The 2021 England and Wales Census was matched to the Census Coverage Survey (CCS). This was an essential requisite for estimating undercount in the Census. To ensure outputs could be produced within a year of census day, matching had to be completed in eight weeks.

We used the Data Access Platform to write efficient and accurate automatic matching algorithms. Probabilistic and associative matching methods were used to present candidate pairs that could not be automatically matched but likely consisted of many true matches. These were resolved by matchers in the clerical matching system. Active learning was used to iteratively improve probabilistic parameters as matches were made.

We also developed a pre-search algorithm that simplifies clerical matching by replacing clerical searching (here’s a record, can you find a match?) with clerical resolution (here are two records, do they match?).

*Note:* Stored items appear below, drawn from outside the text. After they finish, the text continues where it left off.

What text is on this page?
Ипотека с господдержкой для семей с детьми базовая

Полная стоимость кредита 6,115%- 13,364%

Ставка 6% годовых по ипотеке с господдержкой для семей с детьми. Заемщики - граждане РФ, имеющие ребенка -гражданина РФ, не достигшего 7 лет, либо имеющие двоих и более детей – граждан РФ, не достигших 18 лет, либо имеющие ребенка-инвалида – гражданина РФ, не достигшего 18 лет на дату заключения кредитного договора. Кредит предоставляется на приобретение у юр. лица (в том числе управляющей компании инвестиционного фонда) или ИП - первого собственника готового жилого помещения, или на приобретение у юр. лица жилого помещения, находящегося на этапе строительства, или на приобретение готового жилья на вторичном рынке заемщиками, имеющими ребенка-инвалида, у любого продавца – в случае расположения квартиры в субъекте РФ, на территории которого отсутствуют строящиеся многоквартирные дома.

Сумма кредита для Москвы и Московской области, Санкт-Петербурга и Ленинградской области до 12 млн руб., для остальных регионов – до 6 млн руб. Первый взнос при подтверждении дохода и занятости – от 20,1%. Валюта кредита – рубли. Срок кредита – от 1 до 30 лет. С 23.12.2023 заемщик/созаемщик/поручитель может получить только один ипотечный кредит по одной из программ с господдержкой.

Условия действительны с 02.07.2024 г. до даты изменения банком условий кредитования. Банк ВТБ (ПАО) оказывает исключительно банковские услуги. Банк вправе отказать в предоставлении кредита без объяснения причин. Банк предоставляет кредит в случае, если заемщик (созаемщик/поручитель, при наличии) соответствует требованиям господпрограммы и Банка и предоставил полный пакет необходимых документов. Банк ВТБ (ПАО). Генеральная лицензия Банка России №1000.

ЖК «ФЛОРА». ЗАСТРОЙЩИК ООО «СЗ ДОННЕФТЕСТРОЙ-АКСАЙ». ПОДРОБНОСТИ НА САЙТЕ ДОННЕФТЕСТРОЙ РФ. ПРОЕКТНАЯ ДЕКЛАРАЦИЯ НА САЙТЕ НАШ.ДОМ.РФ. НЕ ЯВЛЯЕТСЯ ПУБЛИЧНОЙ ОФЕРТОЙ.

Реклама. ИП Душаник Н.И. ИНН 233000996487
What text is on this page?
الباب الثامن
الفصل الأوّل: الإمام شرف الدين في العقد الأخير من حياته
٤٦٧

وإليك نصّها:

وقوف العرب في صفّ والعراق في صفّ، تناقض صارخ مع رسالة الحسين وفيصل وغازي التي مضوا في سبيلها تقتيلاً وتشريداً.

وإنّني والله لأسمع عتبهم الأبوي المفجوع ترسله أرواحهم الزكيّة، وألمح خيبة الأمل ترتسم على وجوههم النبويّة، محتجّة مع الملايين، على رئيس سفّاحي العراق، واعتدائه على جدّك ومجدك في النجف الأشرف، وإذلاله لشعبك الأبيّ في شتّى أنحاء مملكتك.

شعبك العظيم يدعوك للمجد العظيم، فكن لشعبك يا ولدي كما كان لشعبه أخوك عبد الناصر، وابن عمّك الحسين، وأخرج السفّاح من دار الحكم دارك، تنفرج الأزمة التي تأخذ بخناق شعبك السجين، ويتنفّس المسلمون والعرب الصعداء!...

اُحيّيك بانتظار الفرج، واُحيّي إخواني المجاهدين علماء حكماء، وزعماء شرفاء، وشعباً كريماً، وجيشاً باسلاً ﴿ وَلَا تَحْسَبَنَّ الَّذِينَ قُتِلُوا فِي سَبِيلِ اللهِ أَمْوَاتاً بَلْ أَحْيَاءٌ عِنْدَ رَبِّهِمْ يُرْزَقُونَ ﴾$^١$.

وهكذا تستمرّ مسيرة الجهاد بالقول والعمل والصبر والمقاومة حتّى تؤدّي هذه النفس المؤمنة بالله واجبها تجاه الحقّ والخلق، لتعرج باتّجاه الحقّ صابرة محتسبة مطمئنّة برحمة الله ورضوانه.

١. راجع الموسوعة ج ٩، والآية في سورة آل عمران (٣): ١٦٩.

As a result of our improvements, we increased our automatic matching rates from 70% (2011 Census) to 93% (2021 Census) for person matching and from 60% to 95% for household matching, without loss of accuracy. Precision and recall were estimated to both be 99.96% for person matching and 100% and 99.78% respectively for household matching. For both persons and households, the same trends seen in 2011 are seen here too; however, most of the biases have decreased and most match rates have increased.

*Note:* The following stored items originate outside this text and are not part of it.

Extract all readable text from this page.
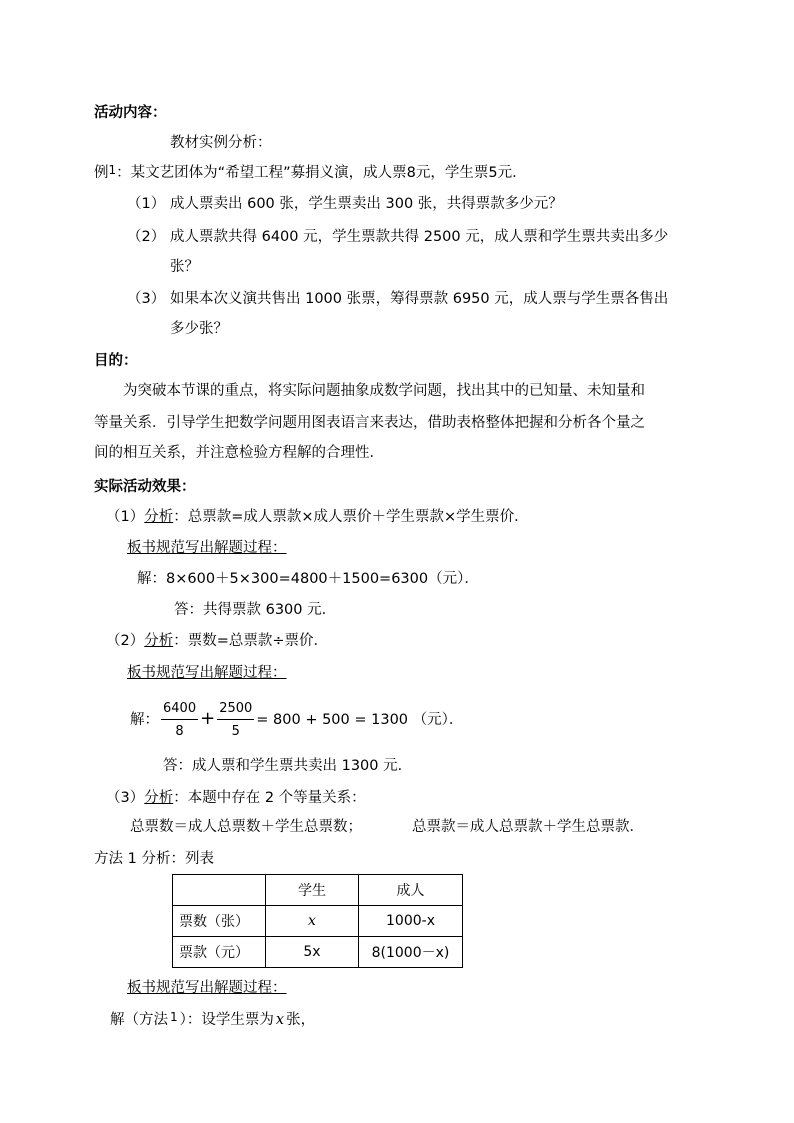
活动内容：
教材实例分析：
例$^1$：某文艺团体为“希望工程”募捐义演，成人票8元，学生票5元．
（1） 成人票卖出 600 张，学生票卖出 300 张，共得票款多少元？
（2） 成人票款共得 6400 元，学生票款共得 2500 元，成人票和学生票共卖出多少
张？
（3） 如果本次义演共售出 1000 张票，筹得票款 6950 元，成人票与学生票各售出
多少张？
目的：
为突破本节课的重点，将实际问题抽象成数学问题，找出其中的已知量、未知量和
等量关系．引导学生把数学问题用图表语言来表达，借助表格整体把握和分析各个量之
间的相互关系，并注意检验方程解的合理性．
实际活动效果：
（1）分析：总票款=成人票款×成人票价＋学生票款×学生票价．
板书规范写出解题过程：
解：8×600＋5×300=4800＋1500=6300（元）．
答：共得票款 6300 元．
（2）分析：票数=总票款÷票价．
板书规范写出解题过程：
解： $\frac{6400}{8} + \frac{2500}{5} = 800 + 500 = 1300$ （元）．
答：成人票和学生票共卖出 1300 元．
（3）分析：本题中存在 2 个等量关系：
总票数＝成人总票数＋学生总票数；	总票款＝成人总票款＋学生总票款．
方法 1 分析：列表
	学生	成人
票数（张）	x	1000-x
票款（元）	5x	8(1000－x)
板书规范写出解题过程：
解（方法 $^1$ ）：设学生票为 x 张，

Dual system estimation using the matched and unmatched records enabled us to estimate that coverage in the 2021 England and Wales Census was 97%.

The matching methodology implemented for the 2021 Census to CCS matching improved both person and household matching greatly when compared with the 2011 matching. The clerical matching system enabled clerical matching at scale and at pace. Thus, we successfully completed all clerical matching within our eight-week deadline.